Why is it so slow to perform these two operations? It turns out that numpy is incredibly slow at creating arrays. This may indeed be the reason why it's so slow to instantiate a Ray object (two numpy.arrays), to add the color (another instantiation) and to perform operations in the Sphere.hit slow lines. At this point I'm not sure I can trust numpy.array, and I decide to remove it completely replacing arrays with tuples. The result is pleasing

$ time python test3.py
real    0m31.215s
user    0m29.923s
sys 0m2.355s

This is an important point: tuples are much faster than small arrays. numpy seems to be optimized for large datasets and performs poorly when handling small ones.
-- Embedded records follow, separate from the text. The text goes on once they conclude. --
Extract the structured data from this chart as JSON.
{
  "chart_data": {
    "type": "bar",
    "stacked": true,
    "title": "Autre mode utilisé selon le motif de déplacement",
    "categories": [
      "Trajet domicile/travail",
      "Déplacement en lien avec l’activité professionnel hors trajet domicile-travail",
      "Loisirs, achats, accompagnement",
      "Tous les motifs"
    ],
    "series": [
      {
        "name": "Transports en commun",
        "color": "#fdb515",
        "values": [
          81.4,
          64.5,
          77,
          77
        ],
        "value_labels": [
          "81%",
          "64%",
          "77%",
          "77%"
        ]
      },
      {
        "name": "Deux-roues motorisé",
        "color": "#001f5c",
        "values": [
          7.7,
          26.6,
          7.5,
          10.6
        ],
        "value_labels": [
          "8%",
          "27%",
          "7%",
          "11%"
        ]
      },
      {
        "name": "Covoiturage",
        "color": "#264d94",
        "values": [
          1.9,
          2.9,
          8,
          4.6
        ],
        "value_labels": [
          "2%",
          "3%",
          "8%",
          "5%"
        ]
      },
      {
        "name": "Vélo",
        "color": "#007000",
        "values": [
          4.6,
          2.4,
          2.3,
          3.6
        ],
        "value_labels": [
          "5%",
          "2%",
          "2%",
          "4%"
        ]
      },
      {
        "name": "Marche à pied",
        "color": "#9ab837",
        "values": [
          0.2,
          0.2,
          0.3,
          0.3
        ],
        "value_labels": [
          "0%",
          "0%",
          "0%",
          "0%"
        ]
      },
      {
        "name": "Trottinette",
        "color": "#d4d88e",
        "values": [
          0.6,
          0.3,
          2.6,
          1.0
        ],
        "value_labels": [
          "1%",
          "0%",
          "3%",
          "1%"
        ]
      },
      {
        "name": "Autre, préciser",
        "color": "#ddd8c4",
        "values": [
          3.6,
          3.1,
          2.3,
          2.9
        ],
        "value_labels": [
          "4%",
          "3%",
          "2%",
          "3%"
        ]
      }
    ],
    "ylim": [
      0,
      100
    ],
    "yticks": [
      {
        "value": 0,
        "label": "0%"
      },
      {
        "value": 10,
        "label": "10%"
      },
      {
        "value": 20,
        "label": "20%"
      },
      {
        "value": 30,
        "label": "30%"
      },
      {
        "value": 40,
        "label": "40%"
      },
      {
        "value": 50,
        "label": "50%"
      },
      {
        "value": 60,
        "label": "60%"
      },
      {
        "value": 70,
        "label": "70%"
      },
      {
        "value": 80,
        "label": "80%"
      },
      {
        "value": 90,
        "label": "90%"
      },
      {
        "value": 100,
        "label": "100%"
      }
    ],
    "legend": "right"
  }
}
This includes not only the creation of the arrays, but also any operation in numpy that may create numpy arrays as a consequence, such as calling numpy.dot on two tuples instead of a trivial implementation such as

def dot(a,b):
    return a[0]*b[0]+a[1]*b[1]+a[2]*b[2]

in fact, if I use numpy.dot on tuples in Sphere.hit():

a = numpy.dot(ray.direction, ray.direction)
b = 2.0 * numpy.dot(temp, ray.direction)
c = numpy.dot(temp, temp) - self.radius * self.radius

the total running time goes from 31 seconds to a staggering 316 seconds (5 minutes). My guess is that they are converted to numpy.arrays internally, followed by the actual vector-vector operation.

I call myself happy with a runtime of 30 seconds for now, and plan to optimize further when more complex operations are performed. You can find the version for this post at github.